Les vins italiens évidemment…

Vu mon penchant naturel pour la culture latine, et enfin débarrassée de mon vieil amant bordelais (et Bacchus sait combien Bordeaux et Chianti rivalisent de testostérone…), je n’hésite pas une seconde lorsque j’apprends que le Gambero Rosso Top Italian Wines Road Show fait escale à Paris.

Je salive déjà à l’idée de déguster une série délicieuse de vins du sud, pleine d’espoir de découvrir, peut-être, des vins du soleil construits avec finesse.

Je décide de partir à la recherche de  vins légers, peu boisés, fins, délicats et équilibrés, et tout cela dans les bras bien musclés du terroir Italien.

Est-ce une mission impossible ?

Lorsque j’arrive dans une immense salle pleine à craquer de Latins bien échauffés, je dois bien me rendre à l’évidence : j’ai presque perdu la main. J’avais oublié les odeurs vineuses des dégustations, l’air surchargé de vapeurs, les producteurs épuisés, légèrement avinés, les attachées de presse énervées et le vin… en vrac sur des dizaines de tables.

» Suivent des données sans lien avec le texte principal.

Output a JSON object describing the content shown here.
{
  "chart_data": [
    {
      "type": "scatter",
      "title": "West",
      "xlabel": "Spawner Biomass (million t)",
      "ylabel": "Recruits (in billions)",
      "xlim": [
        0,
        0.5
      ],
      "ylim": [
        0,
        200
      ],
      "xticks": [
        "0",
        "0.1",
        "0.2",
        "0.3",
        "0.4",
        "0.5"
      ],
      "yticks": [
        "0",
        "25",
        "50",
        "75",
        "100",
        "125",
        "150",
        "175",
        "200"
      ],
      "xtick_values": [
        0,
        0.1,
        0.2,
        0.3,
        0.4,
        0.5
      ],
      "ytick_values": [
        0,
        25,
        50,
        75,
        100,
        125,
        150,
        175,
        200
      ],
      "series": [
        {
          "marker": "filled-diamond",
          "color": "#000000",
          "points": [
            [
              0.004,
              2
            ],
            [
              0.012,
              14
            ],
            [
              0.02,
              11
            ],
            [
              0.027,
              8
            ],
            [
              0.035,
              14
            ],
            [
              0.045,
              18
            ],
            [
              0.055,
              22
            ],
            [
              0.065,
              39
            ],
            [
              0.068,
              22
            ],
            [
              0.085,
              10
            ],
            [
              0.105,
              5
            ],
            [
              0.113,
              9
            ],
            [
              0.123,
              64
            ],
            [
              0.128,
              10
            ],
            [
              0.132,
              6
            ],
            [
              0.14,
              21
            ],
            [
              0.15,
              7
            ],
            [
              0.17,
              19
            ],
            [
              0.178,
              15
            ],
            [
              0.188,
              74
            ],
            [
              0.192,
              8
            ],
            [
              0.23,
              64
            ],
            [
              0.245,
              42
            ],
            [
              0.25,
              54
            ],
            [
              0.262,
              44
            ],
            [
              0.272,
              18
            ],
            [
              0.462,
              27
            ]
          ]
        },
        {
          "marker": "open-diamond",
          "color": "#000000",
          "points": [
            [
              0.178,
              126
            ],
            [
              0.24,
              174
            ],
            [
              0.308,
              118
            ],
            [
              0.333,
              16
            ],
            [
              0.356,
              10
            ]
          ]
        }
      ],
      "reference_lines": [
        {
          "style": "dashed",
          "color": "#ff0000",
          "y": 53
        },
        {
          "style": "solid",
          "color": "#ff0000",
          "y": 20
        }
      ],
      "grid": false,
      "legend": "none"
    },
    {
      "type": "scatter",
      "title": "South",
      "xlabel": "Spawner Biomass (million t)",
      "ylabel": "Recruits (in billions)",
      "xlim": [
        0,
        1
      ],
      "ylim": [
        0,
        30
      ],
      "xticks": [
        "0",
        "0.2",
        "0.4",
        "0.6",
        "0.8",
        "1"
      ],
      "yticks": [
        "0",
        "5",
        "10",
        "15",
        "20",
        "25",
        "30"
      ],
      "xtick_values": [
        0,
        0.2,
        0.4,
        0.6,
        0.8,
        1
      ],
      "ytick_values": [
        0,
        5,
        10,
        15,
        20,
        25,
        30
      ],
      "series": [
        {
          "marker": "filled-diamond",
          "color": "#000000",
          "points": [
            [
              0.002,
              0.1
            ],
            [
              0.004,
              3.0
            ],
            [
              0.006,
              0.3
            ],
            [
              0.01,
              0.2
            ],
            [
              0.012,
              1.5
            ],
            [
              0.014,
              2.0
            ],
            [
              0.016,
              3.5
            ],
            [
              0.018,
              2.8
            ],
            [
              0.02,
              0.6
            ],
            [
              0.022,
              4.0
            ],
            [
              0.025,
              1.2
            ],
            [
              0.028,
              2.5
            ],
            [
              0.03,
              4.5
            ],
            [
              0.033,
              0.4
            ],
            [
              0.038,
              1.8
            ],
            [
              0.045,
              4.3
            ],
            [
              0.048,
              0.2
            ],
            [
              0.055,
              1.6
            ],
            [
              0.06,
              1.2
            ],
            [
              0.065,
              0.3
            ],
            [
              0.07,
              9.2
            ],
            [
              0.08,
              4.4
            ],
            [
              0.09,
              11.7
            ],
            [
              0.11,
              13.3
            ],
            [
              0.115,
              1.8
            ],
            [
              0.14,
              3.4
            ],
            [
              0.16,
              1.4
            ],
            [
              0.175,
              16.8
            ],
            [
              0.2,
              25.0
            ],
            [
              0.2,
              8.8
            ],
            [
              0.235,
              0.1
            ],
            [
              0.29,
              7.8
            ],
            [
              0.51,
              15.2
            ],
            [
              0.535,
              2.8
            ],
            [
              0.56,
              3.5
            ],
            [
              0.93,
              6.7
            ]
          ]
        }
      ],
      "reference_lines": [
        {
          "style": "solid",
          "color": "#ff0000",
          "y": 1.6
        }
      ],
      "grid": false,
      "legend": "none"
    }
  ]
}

Etape n°1, le verre d’eau.

Les professionnels me regardent de biais, sachant naturellement qu’il ne faut pas juger un moine à son habit, mais se demandant ostensiblement ce que je fous là.

Il faut commencer à goûter au plus vite, sous peine d’être étiquetée « touriste».

Je me fonds dans un petit attroupement, qui semble être le stand des vins Siciliens. Ah… la Sicile... Deux hommes nous offrent un petit exposé sur leur  vin, et essayent simultanément de parler plus fort l’autre, et paraître plus savant que le voisin. Voilà un bel exemple de l’entente franco-italienne, à qui se fera plus remarquer que l’autre.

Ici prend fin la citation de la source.